1. Aus dem Flüchtlingsabkommen kann nicht abgeleitet werden, dass Flüchtlinge auslieferungsrechtlich den Schweizerbürgern gleichstehen und daher nicht ausgeliefert werden dürfen. Verweigerung der Auslieferung auf Grund von Art. 33 Abs. 1 des Flüchtlingsabkommens, wegen Verstosses gegen den schweiz. ordre public oder mangels Gegenseitigkeit? (Erw. 1).
2. Auslieferung zur Strafverfolgung wegen
a) Erpressung; zum Begriff der unrechtmässigen Bereicherung und des konnex-politischen Delikts (Erw. 2a).
b) Hehlerei; diese fällt unter den Begriff der Teilnahme im Sinne von Art. 1 Abs. 1 des schweiz.-deutschen Auslieferungsabkommens und ist daher Auslieferungsdelikt, sofern sie sich auf eines der in Ziff. 1-23 aufgeführten Delikte bezieht (Erw. 2b).
A.- Der im Jahre 1929 als Sohn jüdischer Eltern in der Tschechoslowakei geborene T. wurde nach der Besetzung dieses Landes durch die Deutschen deportiert und bis 1945 in einem Lager festgehalten.
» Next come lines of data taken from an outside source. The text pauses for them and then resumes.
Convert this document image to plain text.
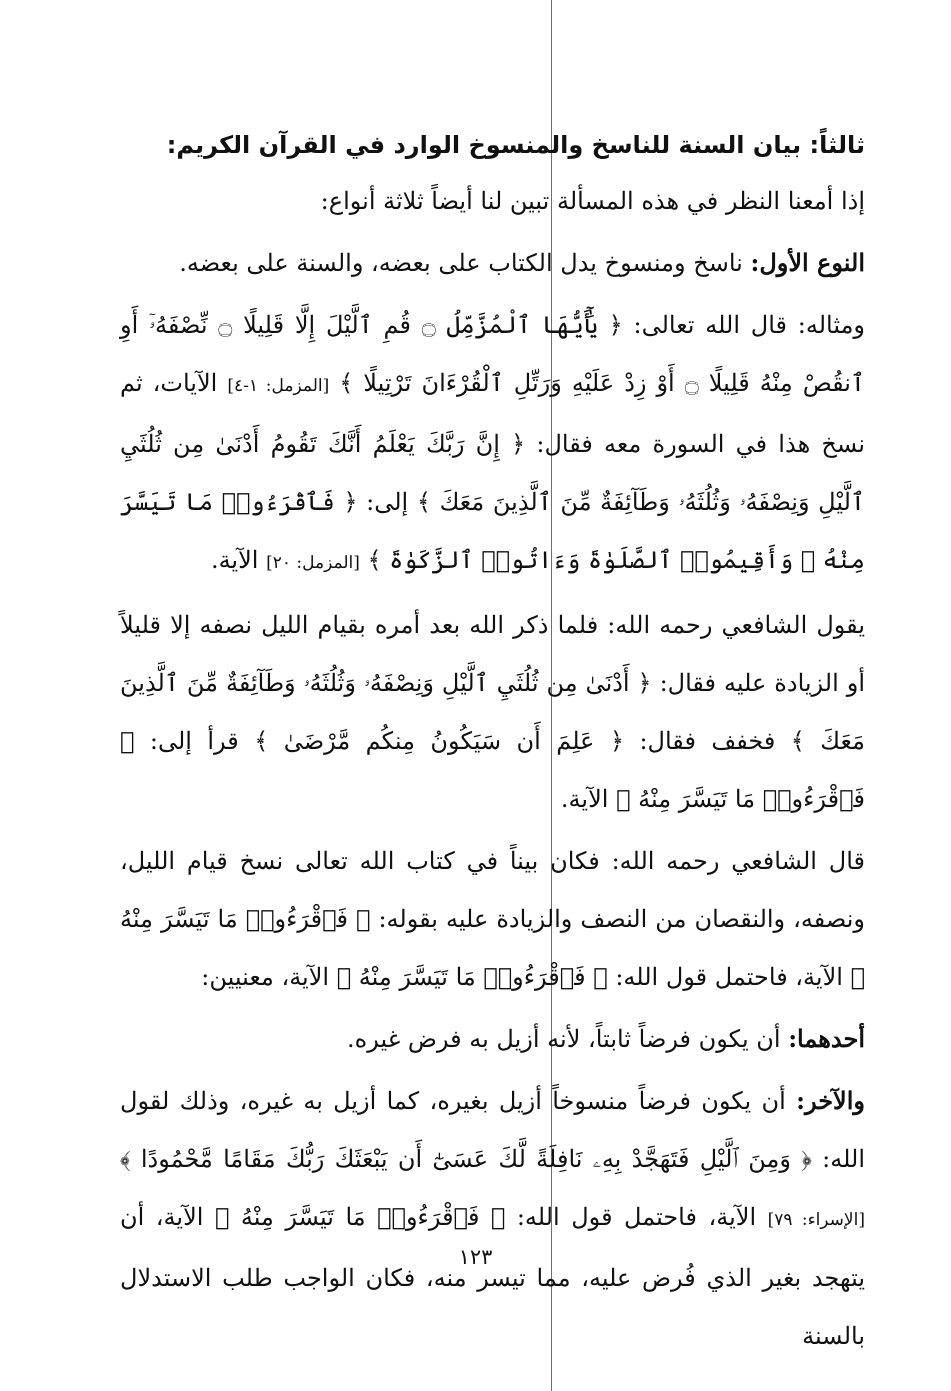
ثالثاً: بيان السنة للناسخ والمنسوخ الوارد في القرآن الكريم:

إذا أمعنا النظر في هذه المسألة تبين لنا أيضاً ثلاثة أنواع:

النوع الأول: ناسخ ومنسوخ يدل الكتاب على بعضه، والسنة على بعضه.

ومثاله: قال الله تعالى: ﴿ يَٰٓأَيُّهَا ٱلْمُزَّمِّلُ ۝ قُمِ ٱلَّيْلَ إِلَّا قَلِيلًا ۝ نِّصْفَهُۥٓ أَوِ ٱنقُصْ مِنْهُ قَلِيلًا ۝ أَوْ زِدْ عَلَيْهِ وَرَتِّلِ ٱلْقُرْءَانَ تَرْتِيلًا ﴾ [المزمل: ١-٤] الآيات، ثم نسخ هذا في السورة معه فقال: ﴿ إِنَّ رَبَّكَ يَعْلَمُ أَنَّكَ تَقُومُ أَدْنَىٰ مِن ثُلُثَيِ ٱلَّيْلِ وَنِصْفَهُۥ وَثُلُثَهُۥ وَطَآئِفَةٌ مِّنَ ٱلَّذِينَ مَعَكَ ﴾ إلى: ﴿ فَٱقْرَءُوا۟ مَا تَيَسَّرَ مِنْهُ ۚ وَأَقِيمُوا۟ ٱلصَّلَوٰةَ وَءَاتُوا۟ ٱلزَّكَوٰةَ ﴾ [المزمل: ٢٠] الآية.

يقول الشافعي رحمه الله: فلما ذكر الله بعد أمره بقيام الليل نصفه إلا قليلاً أو الزيادة عليه فقال: ﴿ أَدْنَىٰ مِن ثُلُثَيِ ٱلَّيْلِ وَنِصْفَهُۥ وَثُلُثَهُۥ وَطَآئِفَةٌ مِّنَ ٱلَّذِينَ مَعَكَ ﴾ فخفف فقال: ﴿ عَلِمَ أَن سَيَكُونُ مِنكُم مَّرْضَىٰ ﴾ قرأ إلى: ﴿ فَٱقْرَءُوا۟ مَا تَيَسَّرَ مِنْهُ ﴾ الآية.

قال الشافعي رحمه الله: فكان بيناً في كتاب الله تعالى نسخ قيام الليل، ونصفه، والنقصان من النصف والزيادة عليه بقوله: ﴿ فَٱقْرَءُوا۟ مَا تَيَسَّرَ مِنْهُ ﴾ الآية، فاحتمل قول الله: ﴿ فَٱقْرَءُوا۟ مَا تَيَسَّرَ مِنْهُ ﴾ الآية، معنيين:

أحدهما: أن يكون فرضاً ثابتاً، لأنه أزيل به فرض غيره.

والآخر: أن يكون فرضاً منسوخاً أزيل بغيره، كما أزيل به غيره، وذلك لقول الله: ﴿ وَمِنَ ٱلَّيْلِ فَتَهَجَّدْ بِهِۦ نَافِلَةً لَّكَ عَسَىٰٓ أَن يَبْعَثَكَ رَبُّكَ مَقَامًا مَّحْمُودًا ﴾ [الإسراء: ٧٩] الآية، فاحتمل قول الله: ﴿ فَٱقْرَءُوا۟ مَا تَيَسَّرَ مِنْهُ ﴾ الآية، أن يتهجد بغير الذي فُرض عليه، مما تيسر منه، فكان الواجب طلب الاستدلال بالسنة

١٢٣
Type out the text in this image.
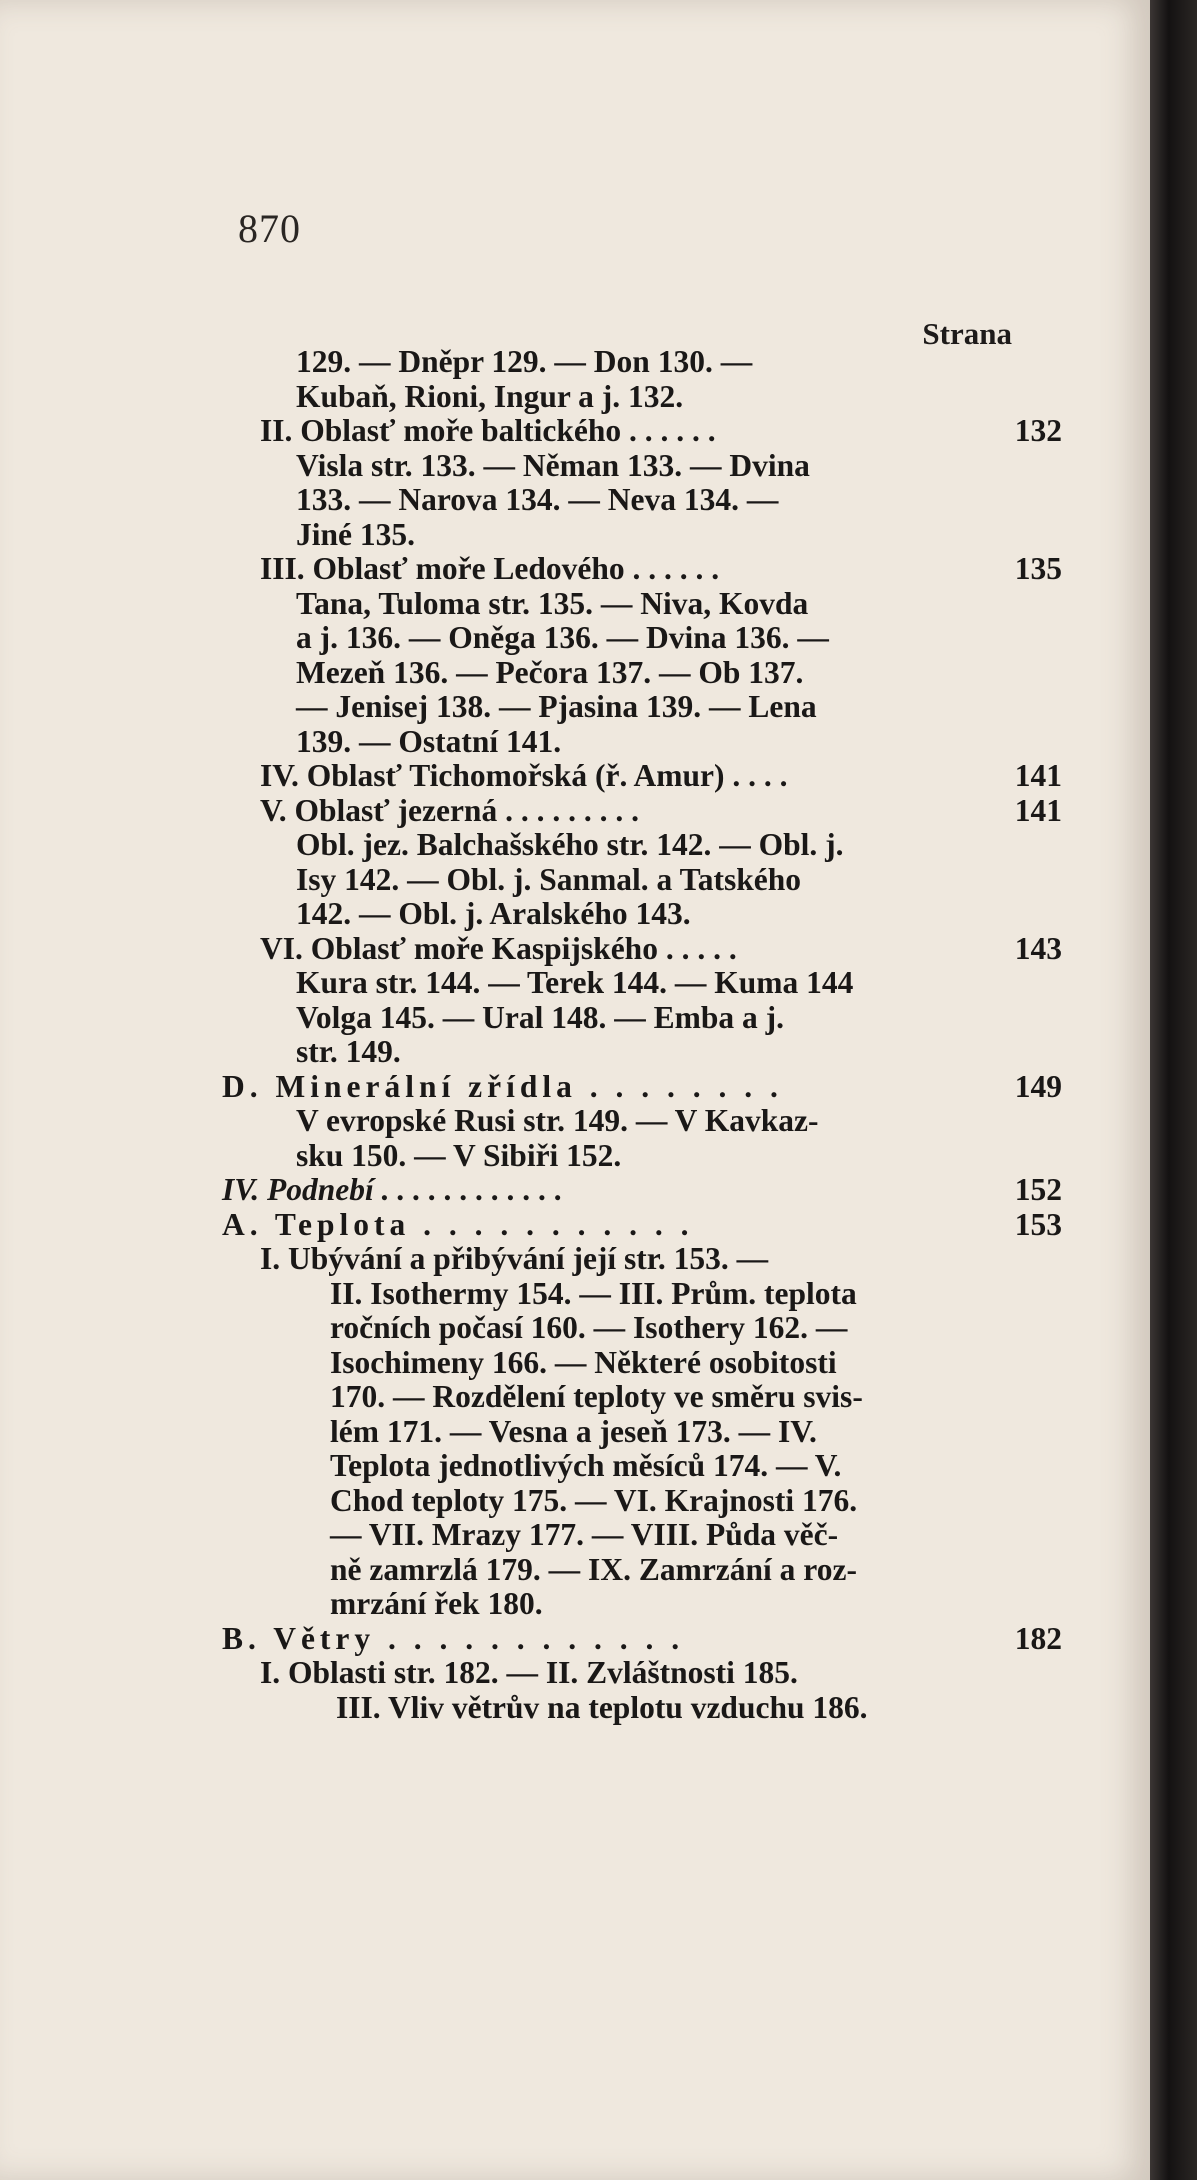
870
Strana
129. — Dněpr 129. — Don 130. —
Kubaň, Rioni, Ingur a j. 132.
II. Oblasť moře baltického . . . . . .	132
Visla str. 133. — Něman 133. — Dvina
133. — Narova 134. — Neva 134. —
Jiné 135.
III. Oblasť moře Ledového . . . . . .	135
Tana, Tuloma str. 135. — Niva, Kovda
a j. 136. — Oněga 136. — Dvina 136. —
Mezeň 136. — Pečora 137. — Ob 137.
— Jenisej 138. — Pjasina 139. — Lena
139. — Ostatní 141.
IV. Oblasť Tichomořská (ř. Amur) . . . .	141
V. Oblasť jezerná . . . . . . . . .	141
Obl. jez. Balchašského str. 142. — Obl. j.
Isy 142. — Obl. j. Sanmal. a Tatského
142. — Obl. j. Aralského 143.
VI. Oblasť moře Kaspijského . . . . .	143
Kura str. 144. — Terek 144. — Kuma 144
Volga 145. — Ural 148. — Emba a j.
str. 149.
D. Minerální zřídla . . . . . . . .	149
V evropské Rusi str. 149. — V Kavkaz-
sku 150. — V Sibiři 152.
IV. Podnebí . . . . . . . . . . . .	152
A. Teplota . . . . . . . . . . .	153
I. Ubývání a přibývání její str. 153. —
II. Isothermy 154. — III. Prům. teplota
ročních počasí 160. — Isothery 162. —
Isochimeny 166. — Některé osobitosti
170. — Rozdělení teploty ve směru svis-
lém 171. — Vesna a jeseň 173. — IV.
Teplota jednotlivých měsíců 174. — V.
Chod teploty 175. — VI. Krajnosti 176.
— VII. Mrazy 177. — VIII. Půda věč-
ně zamrzlá 179. — IX. Zamrzání a roz-
mrzání řek 180.
B. Větry . . . . . . . . . . . .	182
I. Oblasti str. 182. — II. Zvláštnosti 185.
III. Vliv větrův na teplotu vzduchu 186.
Nach seiner Freilassung führte ihn ein bewegtes Leben durch verschiedene Länder Europas, bis er sich am 6. Oktober 1961 in Paris mit Frl. X. verheiratete, die im Kanton Waadt ein Geschäft betreibt. T. wohnte seit der Heirat in der Schweiz, half seiner Frau im Geschäft und wurde von den schweizerischen Behörden als Flüchtling im Sinne des Internationalen Abkommens von Genf über die Rechtsstellung der Flüchtlinge vom 28. Juli 1951 (AS 1955 S. 443 ff., im Folgenden kurz als Flüchtlingsabkommen bezeichnet) anerkannt. Seiner Ehe entstammt ein 1962 geborener Sohn.
B.- Am 15. November 1965 erliess das Amtsgericht Düsseldorf gegen T. einen Haftbefehl wegen dringenden Verdachts der gemeinschaftlichen räuberischen Erpressung und der Hehlerei (§§ 253. 255, 249, 250 Abs. 1 Ziff. 1, 259, 47 und 74 des deutschen StGB = DStGB) auf Grund folgender Tatbestände:
"1. Am 8. Dezember 1960 zwangen der Beschuldigte und die mit ihm auf Grund eines gemeinsamen Tatplanes Handelnden, anderweitig Verfolgten G. und D. den Fabrikanten K. aus Grevenbroich, den sie vorher körperlich misshandelt hatten, mit vorgehaltener Pistole, einen Scheck über 15'000.-- Deutsche Mark und einen Schuldschein über 26'000.-- Deutsche Mark zu unterschreiben. Für den Fall seiner Weigerung drohten sie, ihn zu erschiessen, ihm die Augen auszustechen oder ihn in die sowjetisch besetzte Zone Deutschlands zu entführen. Aus Angst vor diesen Drohungen und unter Emwirkung der ihm zugefügten körperlichen Misshandlungen unterzeichnete K. die von ihm verlangten Papiere und liess den Scheck durch einen Lehrling einlösen. Der Beschuldigte und seine Mittäter entfernten sich darauf unter Mitnahme des Geldes und des Schuldscheines.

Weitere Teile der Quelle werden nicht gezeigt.